Dutch researchers have discovered a quick and inexpensive method to make polymers water repellant. The process uses a special high-speed laser, called 'fematosecond laser', which shot short bursts of high-energy light at one-millionth of a billionth of a second onto a steel surface. At that high speed, the laser has very little time to melt the metal or produce craters.
With one burst, the fematosecond laser vaporizes a tiny spot about half the diameter of a human hair, and some billionth of a meter deep. By applying more pulses, one can create deeper holes and by careful arrangement of millions of laser bursts, it is possible to write the bumpy structure. During vaporization, tiny structures in the metal begin to grow. These substructures add a second roughness, which makes the surface super water repellent. This technique can easily be applied during injection moulding process. During process, while forcing molten polymer into the mould under high pressure, the molded product becomes water repellant.

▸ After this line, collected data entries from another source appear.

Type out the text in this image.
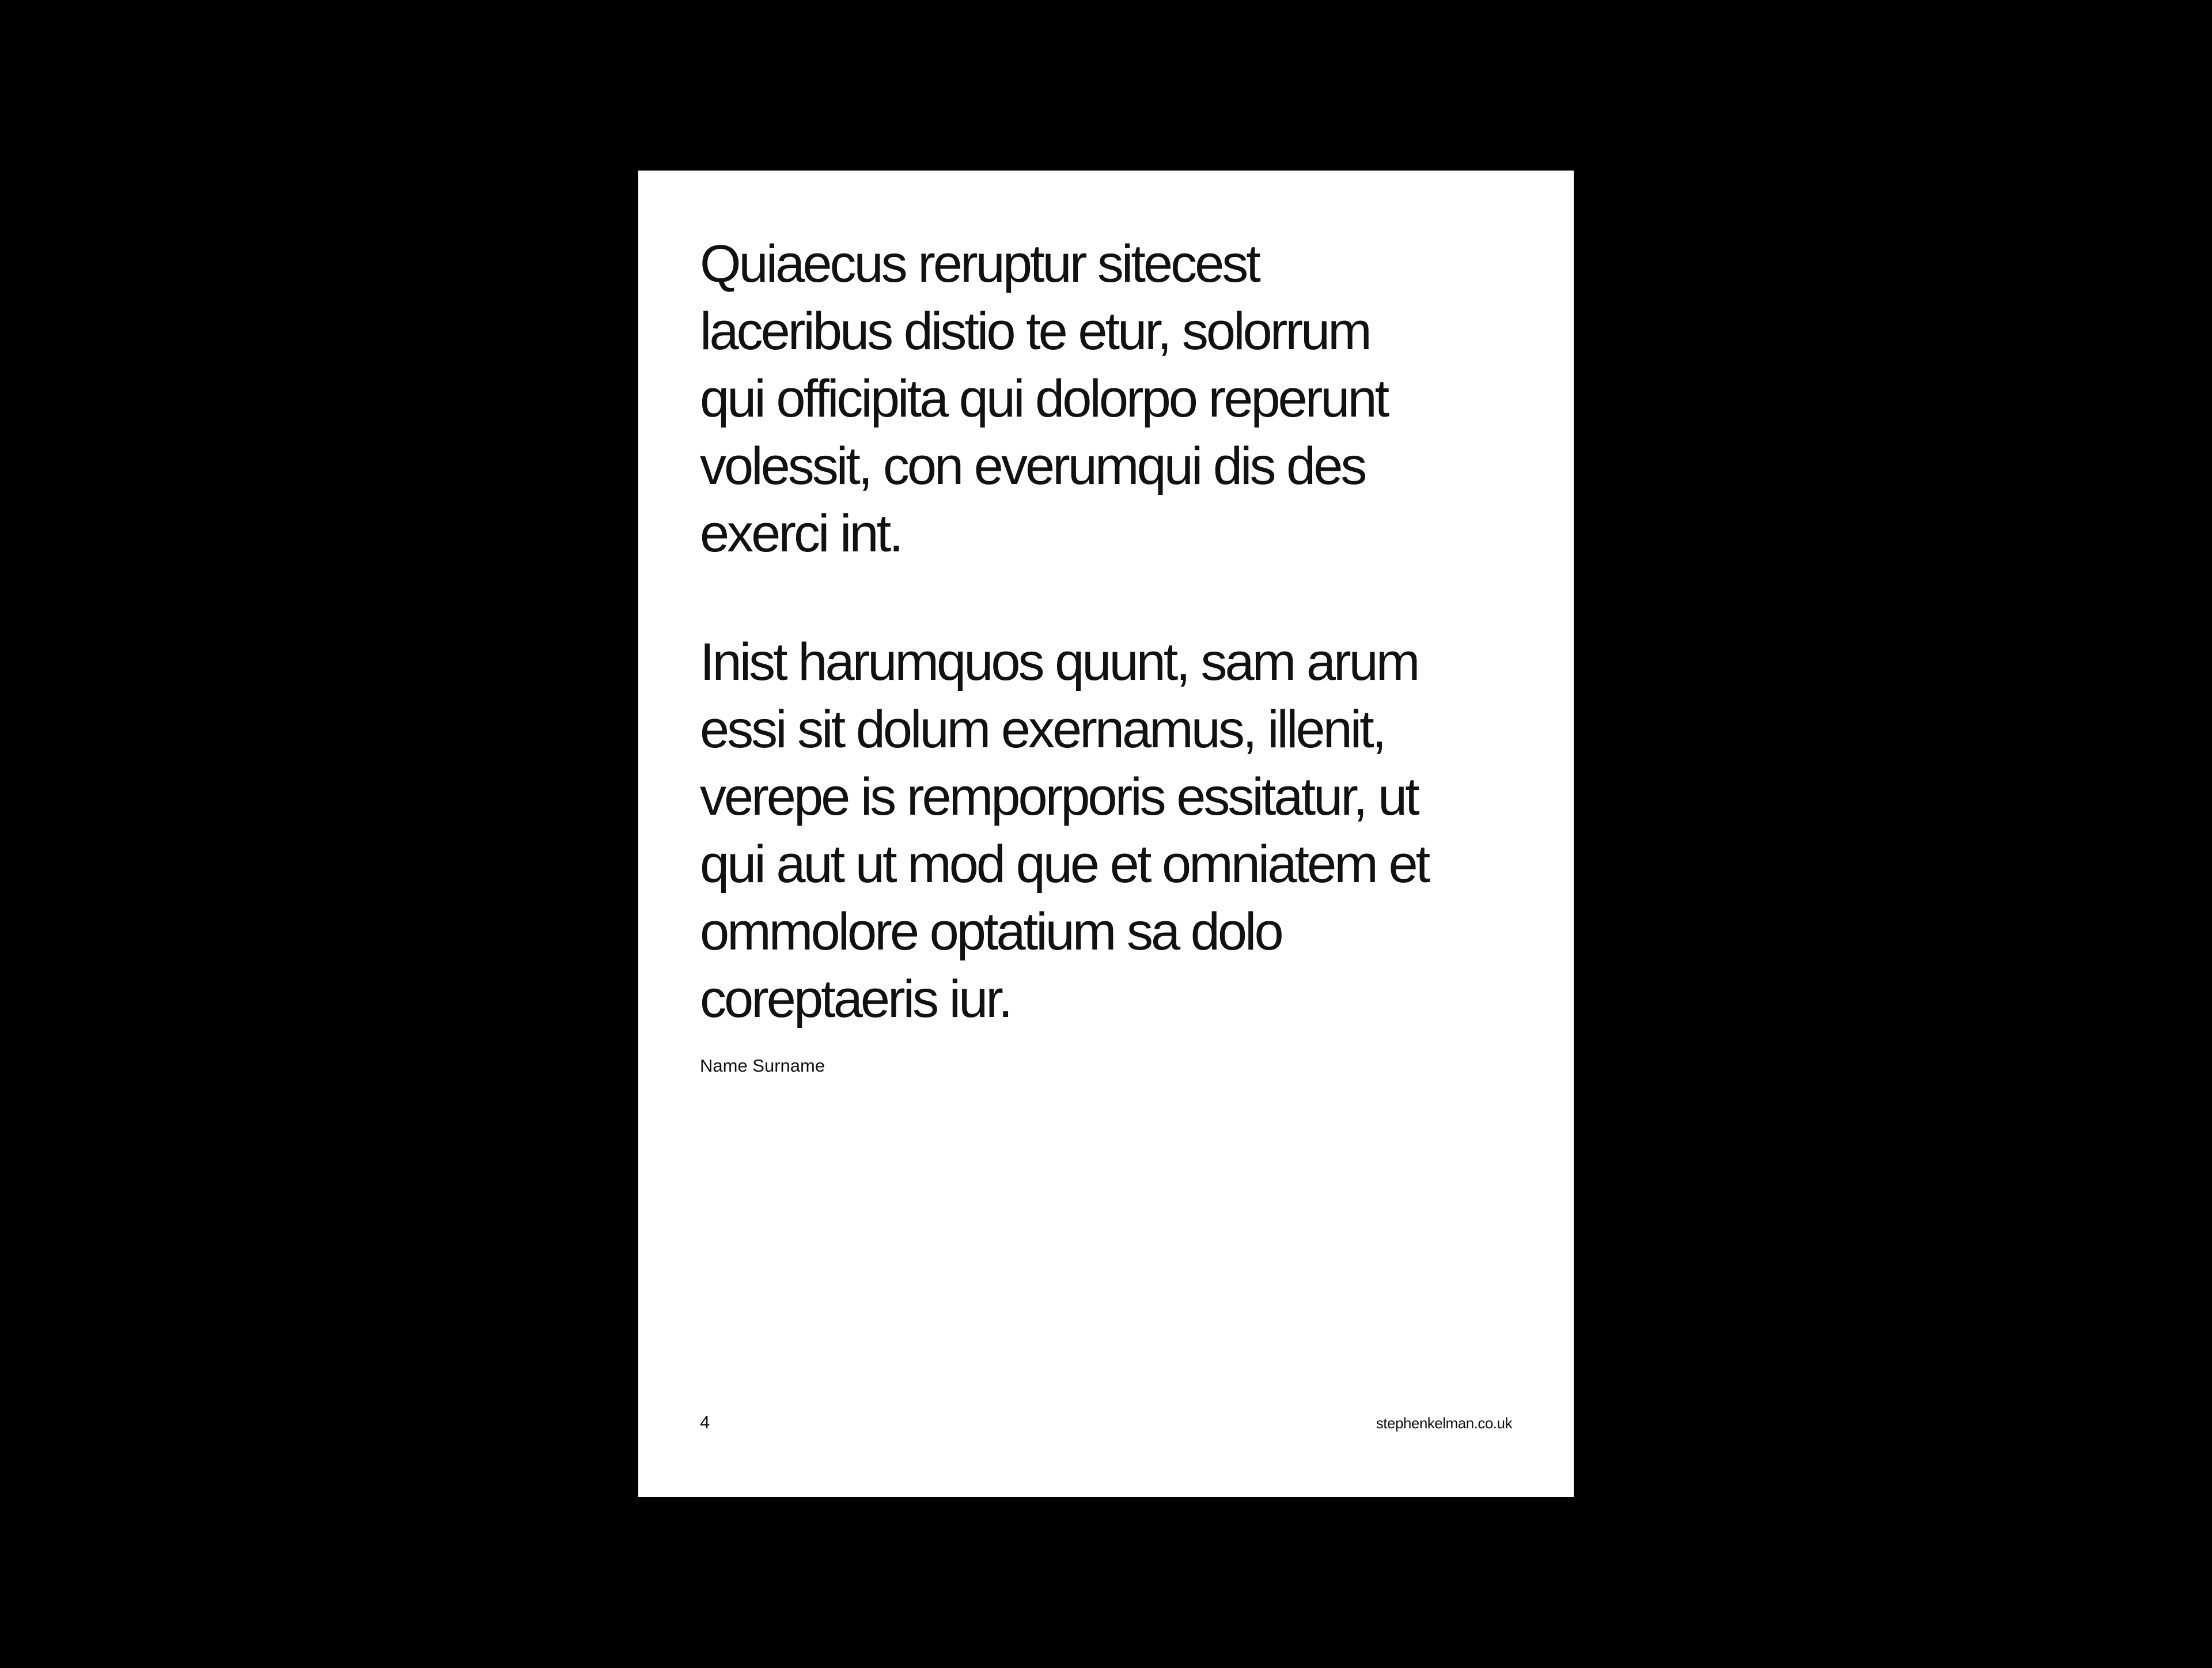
Quiaecus reruptur sitecest
laceribus distio te etur, solorrum
qui officipita qui dolorpo reperunt
volessit, con everumqui dis des
exerci int.

Inist harumquos quunt, sam arum
essi sit dolum exernamus, illenit,
verepe is remporporis essitatur, ut
qui aut ut mod que et omniatem et
ommolore optatium sa dolo
coreptaeris iur.

Name Surname
4	stephenkelman.co.uk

Other developments in water repellant polymers include:
A team from Virginia Commonwealth University has developed a novel material that becomes water repellent when wet, by creating an enigmatic polymer that is hydrophilic, or water loving, when dry, and hydrophobic, or water resistant, when wet. This material is a leap forward for advances in engineering, medicine and diagnostics. This innovation was accidently made when the team was working to create antimicrobial coatings by incorporating a molecule called hydantoin into fluorine-containing polymer chains. It was observed that the water drops were spreading, wetting the surface. The change was caused by a rearrangement of the polymer side chain, which exposed the hydrophobic, fluorine-containing groups to the surface and made them repel water.

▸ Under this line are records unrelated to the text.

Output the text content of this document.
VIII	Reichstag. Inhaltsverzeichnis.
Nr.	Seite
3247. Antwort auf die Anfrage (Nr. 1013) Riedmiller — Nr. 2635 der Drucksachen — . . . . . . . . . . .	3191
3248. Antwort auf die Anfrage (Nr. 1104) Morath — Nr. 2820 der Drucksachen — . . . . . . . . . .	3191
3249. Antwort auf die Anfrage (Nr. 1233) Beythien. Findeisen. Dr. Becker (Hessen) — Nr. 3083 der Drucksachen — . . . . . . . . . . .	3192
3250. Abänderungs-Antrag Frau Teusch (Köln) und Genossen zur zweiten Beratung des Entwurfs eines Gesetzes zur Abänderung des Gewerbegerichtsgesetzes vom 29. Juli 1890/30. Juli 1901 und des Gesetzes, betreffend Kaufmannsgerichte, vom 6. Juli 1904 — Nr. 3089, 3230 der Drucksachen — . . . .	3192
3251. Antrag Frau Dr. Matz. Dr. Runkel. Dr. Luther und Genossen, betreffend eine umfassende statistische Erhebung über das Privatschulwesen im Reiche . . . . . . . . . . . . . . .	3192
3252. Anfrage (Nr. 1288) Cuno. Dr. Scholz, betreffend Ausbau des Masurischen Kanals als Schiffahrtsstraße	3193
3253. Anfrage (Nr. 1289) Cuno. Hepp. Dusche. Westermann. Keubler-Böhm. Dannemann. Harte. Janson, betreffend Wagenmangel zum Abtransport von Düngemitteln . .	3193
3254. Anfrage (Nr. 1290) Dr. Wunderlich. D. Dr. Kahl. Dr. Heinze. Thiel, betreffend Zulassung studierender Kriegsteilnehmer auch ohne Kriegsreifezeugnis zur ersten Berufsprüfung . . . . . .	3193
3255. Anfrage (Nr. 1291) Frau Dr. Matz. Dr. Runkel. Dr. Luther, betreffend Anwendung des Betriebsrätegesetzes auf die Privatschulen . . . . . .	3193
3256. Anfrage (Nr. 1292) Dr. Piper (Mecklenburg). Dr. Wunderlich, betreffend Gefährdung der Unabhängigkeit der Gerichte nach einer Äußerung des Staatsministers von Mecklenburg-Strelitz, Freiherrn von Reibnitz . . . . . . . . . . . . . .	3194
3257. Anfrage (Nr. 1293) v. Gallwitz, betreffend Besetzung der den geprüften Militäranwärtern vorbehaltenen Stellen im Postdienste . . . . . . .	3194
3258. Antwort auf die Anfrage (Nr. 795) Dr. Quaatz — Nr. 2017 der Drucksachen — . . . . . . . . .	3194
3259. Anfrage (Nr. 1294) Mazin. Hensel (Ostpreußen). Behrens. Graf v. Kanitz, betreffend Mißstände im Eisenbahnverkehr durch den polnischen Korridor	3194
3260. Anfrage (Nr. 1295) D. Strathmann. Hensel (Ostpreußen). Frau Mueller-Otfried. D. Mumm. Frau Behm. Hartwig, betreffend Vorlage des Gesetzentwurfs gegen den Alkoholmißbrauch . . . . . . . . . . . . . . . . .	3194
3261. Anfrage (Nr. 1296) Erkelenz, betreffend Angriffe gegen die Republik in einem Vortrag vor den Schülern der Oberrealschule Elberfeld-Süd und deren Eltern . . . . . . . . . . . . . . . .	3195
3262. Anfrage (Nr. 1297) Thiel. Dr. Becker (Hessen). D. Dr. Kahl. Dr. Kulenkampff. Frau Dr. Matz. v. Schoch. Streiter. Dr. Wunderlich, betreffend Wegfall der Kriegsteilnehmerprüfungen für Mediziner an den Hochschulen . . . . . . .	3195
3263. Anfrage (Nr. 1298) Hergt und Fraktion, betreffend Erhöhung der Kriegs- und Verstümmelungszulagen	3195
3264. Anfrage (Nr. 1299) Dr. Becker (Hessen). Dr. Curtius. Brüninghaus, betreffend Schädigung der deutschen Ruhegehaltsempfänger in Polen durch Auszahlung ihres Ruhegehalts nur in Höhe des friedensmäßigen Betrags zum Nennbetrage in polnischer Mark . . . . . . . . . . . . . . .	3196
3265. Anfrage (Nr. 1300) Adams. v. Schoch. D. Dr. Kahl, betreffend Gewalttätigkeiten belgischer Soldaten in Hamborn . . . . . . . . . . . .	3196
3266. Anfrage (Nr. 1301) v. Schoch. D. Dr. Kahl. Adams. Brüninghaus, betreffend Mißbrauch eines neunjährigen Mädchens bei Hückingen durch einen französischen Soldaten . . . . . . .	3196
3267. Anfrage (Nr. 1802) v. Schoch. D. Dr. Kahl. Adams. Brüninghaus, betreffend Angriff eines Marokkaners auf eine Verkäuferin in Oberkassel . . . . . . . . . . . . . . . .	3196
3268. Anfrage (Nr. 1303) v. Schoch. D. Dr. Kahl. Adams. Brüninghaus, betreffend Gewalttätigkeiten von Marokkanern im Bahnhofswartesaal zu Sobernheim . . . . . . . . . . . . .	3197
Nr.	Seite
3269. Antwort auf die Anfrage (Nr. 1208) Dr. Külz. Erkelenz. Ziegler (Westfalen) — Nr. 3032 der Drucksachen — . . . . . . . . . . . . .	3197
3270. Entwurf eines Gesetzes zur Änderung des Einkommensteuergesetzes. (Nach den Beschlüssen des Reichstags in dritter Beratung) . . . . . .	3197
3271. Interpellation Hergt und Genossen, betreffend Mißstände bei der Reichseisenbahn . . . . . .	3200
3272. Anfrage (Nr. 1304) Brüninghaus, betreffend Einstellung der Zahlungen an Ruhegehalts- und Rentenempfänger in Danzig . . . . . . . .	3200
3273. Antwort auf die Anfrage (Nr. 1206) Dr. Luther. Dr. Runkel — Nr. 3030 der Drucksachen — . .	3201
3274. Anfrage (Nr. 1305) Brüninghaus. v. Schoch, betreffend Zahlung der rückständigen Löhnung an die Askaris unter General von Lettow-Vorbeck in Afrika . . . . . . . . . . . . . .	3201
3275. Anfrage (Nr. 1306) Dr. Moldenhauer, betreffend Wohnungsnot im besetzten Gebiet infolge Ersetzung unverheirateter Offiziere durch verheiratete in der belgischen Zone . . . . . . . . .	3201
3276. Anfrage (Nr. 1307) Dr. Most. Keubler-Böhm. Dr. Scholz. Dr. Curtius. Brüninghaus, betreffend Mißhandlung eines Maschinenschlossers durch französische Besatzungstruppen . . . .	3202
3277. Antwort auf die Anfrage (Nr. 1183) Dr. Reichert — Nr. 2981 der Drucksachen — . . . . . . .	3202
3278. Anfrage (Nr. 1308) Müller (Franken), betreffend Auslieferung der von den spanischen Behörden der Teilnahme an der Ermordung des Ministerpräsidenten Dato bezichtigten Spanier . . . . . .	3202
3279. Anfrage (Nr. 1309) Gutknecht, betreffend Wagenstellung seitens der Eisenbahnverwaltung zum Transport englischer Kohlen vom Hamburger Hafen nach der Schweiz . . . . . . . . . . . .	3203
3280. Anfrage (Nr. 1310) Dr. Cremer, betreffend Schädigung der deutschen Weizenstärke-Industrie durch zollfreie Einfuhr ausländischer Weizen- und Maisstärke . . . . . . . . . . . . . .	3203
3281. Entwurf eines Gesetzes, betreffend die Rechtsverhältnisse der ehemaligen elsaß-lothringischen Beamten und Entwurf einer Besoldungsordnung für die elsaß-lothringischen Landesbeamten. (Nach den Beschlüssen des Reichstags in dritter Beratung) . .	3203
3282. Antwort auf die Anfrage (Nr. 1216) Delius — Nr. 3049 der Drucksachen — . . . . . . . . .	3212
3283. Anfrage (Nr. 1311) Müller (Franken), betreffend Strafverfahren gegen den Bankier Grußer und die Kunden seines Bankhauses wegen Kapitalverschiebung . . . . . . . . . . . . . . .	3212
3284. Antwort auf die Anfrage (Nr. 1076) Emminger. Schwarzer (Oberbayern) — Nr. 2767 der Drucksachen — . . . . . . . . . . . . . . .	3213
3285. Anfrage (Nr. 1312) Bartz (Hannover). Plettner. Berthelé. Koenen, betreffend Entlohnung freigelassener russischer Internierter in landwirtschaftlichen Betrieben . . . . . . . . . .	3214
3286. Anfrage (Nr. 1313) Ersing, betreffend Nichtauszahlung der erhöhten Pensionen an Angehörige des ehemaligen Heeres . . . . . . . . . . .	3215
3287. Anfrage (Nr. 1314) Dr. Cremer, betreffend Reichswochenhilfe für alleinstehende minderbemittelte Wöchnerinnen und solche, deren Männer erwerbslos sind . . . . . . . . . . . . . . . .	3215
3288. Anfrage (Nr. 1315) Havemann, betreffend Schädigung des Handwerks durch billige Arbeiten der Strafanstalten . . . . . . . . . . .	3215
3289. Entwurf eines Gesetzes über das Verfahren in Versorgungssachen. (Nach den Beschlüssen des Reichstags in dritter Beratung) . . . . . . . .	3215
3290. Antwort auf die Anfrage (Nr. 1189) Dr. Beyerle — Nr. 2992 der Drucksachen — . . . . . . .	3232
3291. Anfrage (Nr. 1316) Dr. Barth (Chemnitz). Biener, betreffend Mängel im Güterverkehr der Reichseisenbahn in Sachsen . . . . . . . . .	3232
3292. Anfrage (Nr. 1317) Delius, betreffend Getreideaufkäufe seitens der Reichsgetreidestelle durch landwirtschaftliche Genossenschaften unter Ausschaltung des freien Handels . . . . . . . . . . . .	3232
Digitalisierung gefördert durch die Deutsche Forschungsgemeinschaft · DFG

A team at North Carolina State University has forced molecules to create an almost impenetrable layer by bonding them chemically to a polymer material that has been stretched, then released again to regain its original shape. The molecules are jammed into a tight-knit, non-stick layer that could one day coat everything from frying pans to disk drives, medical implants to airplanes. Such surfaces would be highly water-repellent and nearly frictionless, and might reduce the need for many lubricants. Potential applications could include:
Improving the biocompatibility of medical implants or prostheses by reducing friction and inhibiting the interaction with surrounding cells
Coating airplanes with a water repellent that could eliminate the need for de-icing
Covering adjacent disk drive components with a substance slippery enough to prevent scratching.

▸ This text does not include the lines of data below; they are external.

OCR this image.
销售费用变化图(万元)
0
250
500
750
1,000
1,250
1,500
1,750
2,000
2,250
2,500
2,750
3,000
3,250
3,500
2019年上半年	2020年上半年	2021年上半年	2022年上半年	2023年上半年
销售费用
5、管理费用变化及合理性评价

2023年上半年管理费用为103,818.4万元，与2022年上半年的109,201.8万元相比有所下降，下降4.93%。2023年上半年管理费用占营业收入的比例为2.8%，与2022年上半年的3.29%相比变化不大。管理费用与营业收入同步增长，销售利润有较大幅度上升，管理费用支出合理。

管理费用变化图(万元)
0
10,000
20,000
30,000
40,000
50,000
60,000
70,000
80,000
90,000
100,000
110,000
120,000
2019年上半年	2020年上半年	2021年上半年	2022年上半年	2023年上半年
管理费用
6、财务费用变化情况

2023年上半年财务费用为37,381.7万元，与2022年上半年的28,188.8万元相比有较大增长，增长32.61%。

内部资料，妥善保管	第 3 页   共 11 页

Researchers at General Electric have come up with a way to process a common polymer so that it repels fluid so effectively that even honey rolls right off it. The resulting property is called superhydrophobicity. The discovery could allow everything from new, easy-to-clean building materials to cheap diagnostic devices with plastic microfluidic channels. GE estimates it will take at least five years to commercialize the technology, once all manufacturing issues are resolved.